Upinder S. Bhalla, Ph.D.
Professor & Dean, NCBS, Bengaluru, India
Watching the network change during the formation of associative memory
The process of learning is measured through behavioural changes, but it is of enormous interest to understand its cellular and network basis. We used 2-photon imaging of hippocampal CA1 pyramidal neuron activity in mice to monitor such changes during the acquisition of a trace conditioning task. One of the questions in such learning is how the network retains a trace of a brief conditioned stimulus (a sound), until the arrival of a delayed unconditioned stimulus (a puff of air to the eye). During learning, the mice learn to blink when the tone is presented, well before the arrival of the air puff.

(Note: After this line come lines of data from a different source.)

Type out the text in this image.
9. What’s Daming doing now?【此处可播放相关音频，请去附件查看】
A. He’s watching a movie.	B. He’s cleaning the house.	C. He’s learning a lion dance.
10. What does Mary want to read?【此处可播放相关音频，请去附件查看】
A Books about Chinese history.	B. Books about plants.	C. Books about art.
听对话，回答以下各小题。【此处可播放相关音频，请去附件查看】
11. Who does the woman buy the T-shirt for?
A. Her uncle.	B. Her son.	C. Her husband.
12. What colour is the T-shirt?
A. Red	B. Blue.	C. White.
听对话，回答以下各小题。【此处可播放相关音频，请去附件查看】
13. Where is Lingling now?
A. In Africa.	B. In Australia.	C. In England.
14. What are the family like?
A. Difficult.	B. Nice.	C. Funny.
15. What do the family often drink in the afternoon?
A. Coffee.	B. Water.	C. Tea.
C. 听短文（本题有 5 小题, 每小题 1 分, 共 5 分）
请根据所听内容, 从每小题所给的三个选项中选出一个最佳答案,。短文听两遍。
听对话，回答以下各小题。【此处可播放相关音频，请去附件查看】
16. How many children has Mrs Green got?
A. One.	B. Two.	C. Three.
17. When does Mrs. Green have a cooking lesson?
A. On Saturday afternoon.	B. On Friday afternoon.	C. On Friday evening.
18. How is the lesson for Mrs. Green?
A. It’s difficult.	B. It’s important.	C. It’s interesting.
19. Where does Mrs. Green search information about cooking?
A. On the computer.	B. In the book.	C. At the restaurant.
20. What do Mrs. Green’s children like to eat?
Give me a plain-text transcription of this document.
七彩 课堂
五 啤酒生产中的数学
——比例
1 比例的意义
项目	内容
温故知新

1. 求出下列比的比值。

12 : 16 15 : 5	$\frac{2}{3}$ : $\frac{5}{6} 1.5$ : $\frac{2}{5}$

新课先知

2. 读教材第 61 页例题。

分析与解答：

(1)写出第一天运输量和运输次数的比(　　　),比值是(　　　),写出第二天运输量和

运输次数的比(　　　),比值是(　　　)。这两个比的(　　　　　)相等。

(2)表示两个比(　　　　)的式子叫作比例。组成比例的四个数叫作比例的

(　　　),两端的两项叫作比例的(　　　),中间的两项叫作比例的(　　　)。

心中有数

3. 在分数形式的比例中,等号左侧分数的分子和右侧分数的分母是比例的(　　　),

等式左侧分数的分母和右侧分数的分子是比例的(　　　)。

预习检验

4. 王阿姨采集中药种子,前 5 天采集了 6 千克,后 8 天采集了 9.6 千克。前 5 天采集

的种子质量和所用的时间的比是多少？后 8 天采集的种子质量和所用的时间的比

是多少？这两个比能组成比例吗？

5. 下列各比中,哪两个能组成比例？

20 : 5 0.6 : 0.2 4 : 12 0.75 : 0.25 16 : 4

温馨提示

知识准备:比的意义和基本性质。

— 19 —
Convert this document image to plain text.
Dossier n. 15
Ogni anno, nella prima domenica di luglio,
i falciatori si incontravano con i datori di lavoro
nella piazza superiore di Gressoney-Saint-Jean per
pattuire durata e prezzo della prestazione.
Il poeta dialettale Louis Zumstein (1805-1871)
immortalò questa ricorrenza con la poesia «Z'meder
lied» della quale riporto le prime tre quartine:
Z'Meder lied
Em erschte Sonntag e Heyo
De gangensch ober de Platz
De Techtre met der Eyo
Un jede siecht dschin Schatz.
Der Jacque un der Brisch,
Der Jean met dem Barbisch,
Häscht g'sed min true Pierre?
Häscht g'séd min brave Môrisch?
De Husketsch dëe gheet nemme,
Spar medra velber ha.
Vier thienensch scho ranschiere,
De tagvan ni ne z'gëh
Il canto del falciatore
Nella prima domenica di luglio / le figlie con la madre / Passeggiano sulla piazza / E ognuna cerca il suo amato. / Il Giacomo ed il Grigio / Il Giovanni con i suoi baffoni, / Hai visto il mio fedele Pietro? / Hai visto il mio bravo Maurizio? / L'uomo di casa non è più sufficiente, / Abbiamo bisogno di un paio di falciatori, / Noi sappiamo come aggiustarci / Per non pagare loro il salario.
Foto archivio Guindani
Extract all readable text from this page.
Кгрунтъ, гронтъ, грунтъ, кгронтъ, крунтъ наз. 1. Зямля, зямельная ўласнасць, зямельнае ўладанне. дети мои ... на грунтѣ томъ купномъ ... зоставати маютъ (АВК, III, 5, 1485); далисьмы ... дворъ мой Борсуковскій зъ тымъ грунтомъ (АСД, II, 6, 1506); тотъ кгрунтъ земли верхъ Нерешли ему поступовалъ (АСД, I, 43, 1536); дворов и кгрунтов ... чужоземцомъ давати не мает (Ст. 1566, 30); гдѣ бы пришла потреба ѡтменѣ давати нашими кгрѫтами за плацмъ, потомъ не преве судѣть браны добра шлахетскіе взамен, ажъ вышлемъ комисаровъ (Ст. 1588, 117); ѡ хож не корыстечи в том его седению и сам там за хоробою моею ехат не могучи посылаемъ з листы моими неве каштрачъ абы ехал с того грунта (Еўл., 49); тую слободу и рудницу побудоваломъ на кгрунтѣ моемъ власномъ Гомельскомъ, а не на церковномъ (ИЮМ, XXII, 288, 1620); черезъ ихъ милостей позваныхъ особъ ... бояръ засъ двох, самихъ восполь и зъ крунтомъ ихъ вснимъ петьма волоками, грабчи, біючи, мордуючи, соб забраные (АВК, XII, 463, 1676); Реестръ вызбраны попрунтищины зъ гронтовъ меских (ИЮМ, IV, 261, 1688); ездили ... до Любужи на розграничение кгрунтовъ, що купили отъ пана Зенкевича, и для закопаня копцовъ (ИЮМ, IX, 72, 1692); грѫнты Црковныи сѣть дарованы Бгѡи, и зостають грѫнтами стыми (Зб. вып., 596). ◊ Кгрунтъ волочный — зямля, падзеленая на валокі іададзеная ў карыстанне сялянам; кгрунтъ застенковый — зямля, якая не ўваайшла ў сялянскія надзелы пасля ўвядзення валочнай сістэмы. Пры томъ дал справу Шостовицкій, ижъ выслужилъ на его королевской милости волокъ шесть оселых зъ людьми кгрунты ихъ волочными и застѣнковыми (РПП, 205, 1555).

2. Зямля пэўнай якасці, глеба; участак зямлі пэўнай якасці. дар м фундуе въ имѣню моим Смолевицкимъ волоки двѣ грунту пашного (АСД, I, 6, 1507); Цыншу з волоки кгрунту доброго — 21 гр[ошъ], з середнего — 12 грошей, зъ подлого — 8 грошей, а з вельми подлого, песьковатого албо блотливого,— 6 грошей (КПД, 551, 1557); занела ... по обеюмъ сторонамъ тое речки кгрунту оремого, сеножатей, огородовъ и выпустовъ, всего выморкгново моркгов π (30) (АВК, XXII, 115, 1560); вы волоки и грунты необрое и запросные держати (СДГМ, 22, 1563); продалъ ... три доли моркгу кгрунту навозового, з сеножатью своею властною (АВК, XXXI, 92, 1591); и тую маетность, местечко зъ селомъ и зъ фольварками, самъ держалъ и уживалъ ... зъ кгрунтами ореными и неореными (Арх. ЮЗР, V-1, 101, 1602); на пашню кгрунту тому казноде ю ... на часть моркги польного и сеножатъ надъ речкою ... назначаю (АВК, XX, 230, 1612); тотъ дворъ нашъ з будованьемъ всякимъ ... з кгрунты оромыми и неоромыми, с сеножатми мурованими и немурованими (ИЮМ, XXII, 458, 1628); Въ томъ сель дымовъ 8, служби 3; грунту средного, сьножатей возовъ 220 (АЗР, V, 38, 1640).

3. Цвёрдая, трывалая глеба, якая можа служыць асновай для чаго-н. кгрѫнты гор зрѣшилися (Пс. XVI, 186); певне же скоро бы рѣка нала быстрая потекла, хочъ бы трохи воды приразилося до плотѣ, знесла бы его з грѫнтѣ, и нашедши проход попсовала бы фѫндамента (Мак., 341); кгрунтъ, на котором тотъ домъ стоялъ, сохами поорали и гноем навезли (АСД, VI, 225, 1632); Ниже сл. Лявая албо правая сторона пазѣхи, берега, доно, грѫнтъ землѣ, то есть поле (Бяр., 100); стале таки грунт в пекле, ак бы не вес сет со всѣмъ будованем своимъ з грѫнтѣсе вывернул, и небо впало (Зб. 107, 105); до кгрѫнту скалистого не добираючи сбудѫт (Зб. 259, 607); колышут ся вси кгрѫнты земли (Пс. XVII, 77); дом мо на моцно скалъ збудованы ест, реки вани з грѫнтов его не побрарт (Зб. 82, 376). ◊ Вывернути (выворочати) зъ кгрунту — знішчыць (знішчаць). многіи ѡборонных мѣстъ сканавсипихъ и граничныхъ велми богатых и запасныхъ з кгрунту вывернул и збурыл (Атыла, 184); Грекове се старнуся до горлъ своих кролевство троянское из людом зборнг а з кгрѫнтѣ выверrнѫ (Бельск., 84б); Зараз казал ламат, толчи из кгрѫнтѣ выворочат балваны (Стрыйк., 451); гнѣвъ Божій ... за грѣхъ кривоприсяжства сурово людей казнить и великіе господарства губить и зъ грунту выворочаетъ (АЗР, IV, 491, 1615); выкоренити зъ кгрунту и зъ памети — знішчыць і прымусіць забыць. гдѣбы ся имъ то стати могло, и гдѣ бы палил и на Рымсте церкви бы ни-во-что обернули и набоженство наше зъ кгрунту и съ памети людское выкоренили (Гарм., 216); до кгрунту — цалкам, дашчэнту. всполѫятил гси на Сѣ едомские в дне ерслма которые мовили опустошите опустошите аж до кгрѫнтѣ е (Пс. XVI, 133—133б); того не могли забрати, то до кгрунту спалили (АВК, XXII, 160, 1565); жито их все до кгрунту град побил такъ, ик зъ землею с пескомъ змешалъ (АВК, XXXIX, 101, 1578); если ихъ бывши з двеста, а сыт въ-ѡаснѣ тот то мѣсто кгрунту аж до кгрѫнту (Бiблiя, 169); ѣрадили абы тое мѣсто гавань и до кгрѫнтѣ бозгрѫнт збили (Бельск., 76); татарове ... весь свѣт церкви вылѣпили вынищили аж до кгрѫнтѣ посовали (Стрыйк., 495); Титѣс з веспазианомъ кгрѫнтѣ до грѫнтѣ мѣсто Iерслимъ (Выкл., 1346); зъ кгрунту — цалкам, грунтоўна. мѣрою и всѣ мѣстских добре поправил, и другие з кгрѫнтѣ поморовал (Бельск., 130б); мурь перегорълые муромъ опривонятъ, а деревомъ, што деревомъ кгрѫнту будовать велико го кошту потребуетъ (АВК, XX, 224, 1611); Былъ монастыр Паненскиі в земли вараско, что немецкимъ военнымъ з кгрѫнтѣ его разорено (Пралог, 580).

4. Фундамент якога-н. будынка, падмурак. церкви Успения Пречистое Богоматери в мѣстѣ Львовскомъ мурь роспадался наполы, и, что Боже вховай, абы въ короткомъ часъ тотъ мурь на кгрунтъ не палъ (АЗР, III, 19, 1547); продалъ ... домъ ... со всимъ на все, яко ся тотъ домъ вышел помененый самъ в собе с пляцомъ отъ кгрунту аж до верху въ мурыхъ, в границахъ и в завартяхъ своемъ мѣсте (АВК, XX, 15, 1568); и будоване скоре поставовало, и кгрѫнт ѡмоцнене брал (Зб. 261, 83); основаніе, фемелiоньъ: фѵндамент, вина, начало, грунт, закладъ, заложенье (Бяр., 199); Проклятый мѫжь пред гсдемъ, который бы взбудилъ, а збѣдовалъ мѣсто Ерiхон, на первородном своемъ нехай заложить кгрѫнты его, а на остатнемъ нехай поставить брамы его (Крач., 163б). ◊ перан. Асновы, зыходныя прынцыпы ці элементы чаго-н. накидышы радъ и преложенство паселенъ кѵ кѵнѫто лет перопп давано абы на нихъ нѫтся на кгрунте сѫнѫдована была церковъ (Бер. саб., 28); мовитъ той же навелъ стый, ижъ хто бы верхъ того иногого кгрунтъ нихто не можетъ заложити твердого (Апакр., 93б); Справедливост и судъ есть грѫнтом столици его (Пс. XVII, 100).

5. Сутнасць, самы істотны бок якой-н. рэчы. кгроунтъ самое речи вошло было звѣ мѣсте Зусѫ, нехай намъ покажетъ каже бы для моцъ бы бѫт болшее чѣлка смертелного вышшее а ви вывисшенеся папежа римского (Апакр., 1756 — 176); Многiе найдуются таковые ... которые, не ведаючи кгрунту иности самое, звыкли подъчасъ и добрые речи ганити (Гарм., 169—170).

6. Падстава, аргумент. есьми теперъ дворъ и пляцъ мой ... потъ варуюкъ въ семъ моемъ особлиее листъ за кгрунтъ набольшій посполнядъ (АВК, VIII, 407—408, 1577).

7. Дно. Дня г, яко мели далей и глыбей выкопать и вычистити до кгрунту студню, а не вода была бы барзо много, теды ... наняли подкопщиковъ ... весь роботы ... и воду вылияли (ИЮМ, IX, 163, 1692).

The mice learnt this task in 20-50 trials. We observed that in this time-frame the cells in the network changed the time of their peak activity, such that their firing times tiled the interval between sound and air puff. Thus the cells seem to form a relay of activity. We also observed an evolution in functional connectivity in the network, as measured by groupings of correlated cells. These groupings were stable till the learning protocol commenced, and then changed. Thus we have been able to observe two aspects of network learning: changes in activity (relay firing), and changes in connectivity (correlation groups).
Shantikumar Nair, Ph.D.
Professor & Director, Amrita Center for Nanosciences & Molecular Medicine, Amrita University, India
Spatially Distributed and Hierarchical Nanomaterials in Biotechnology
Although nano materials are well investigated in biotechnology in their zero-, one- and two-dimensional forms, three-dimensional nanomaterials are relatively less investigated for their biological applications. Three dimensional nano materials are much more complex with several structural and hierarchical variables controlling their mechanical, chemical and biological functionality. In this talk examples are given of some complex three dimensional systems including, scaffolds, aggregates, fabrics and membranes. Essentially three types of hierarchies are considered: one-dimensional hierarchy, two-dimensional hierarchy and three-dimensional hierarchy each giving rise to unique behaviors.
Satheesh Babu T. G., Ph.D.
Associate Professor, Department of Sciences, School of Engineering, Amrita University, Coimbatore, India
Nanomaterials for ‘enzyme-free’ biosensing
Enzyme based sensors have many draw backs such as poor storage stability, easily affected by the change in pH and temperature and involves complicated enzyme immobilization procedures. To address this limitation, an alternative approach without the use of enzyme, “non-enzymatic” has been tried recently. Choosing the right catalyst for direct electrochemical oxidation / reduction of a target molecule is the key step in the fabrication of non-enzymatic sensors.
Non-enzymatic sensors for glucose, creatinine, vitamins and cholesterol are fabricated using different nanomaterials, such as nanotubes, nanowires and nanoparticles of copper oxide, titanium dioxide, tantalum oxide, platinum, gold and graphenes. These sensors selectively catalyse the targeted analyte with very high sensitivity. These nanomaterials based sensors combat the drawbacks of enzymatic sensors.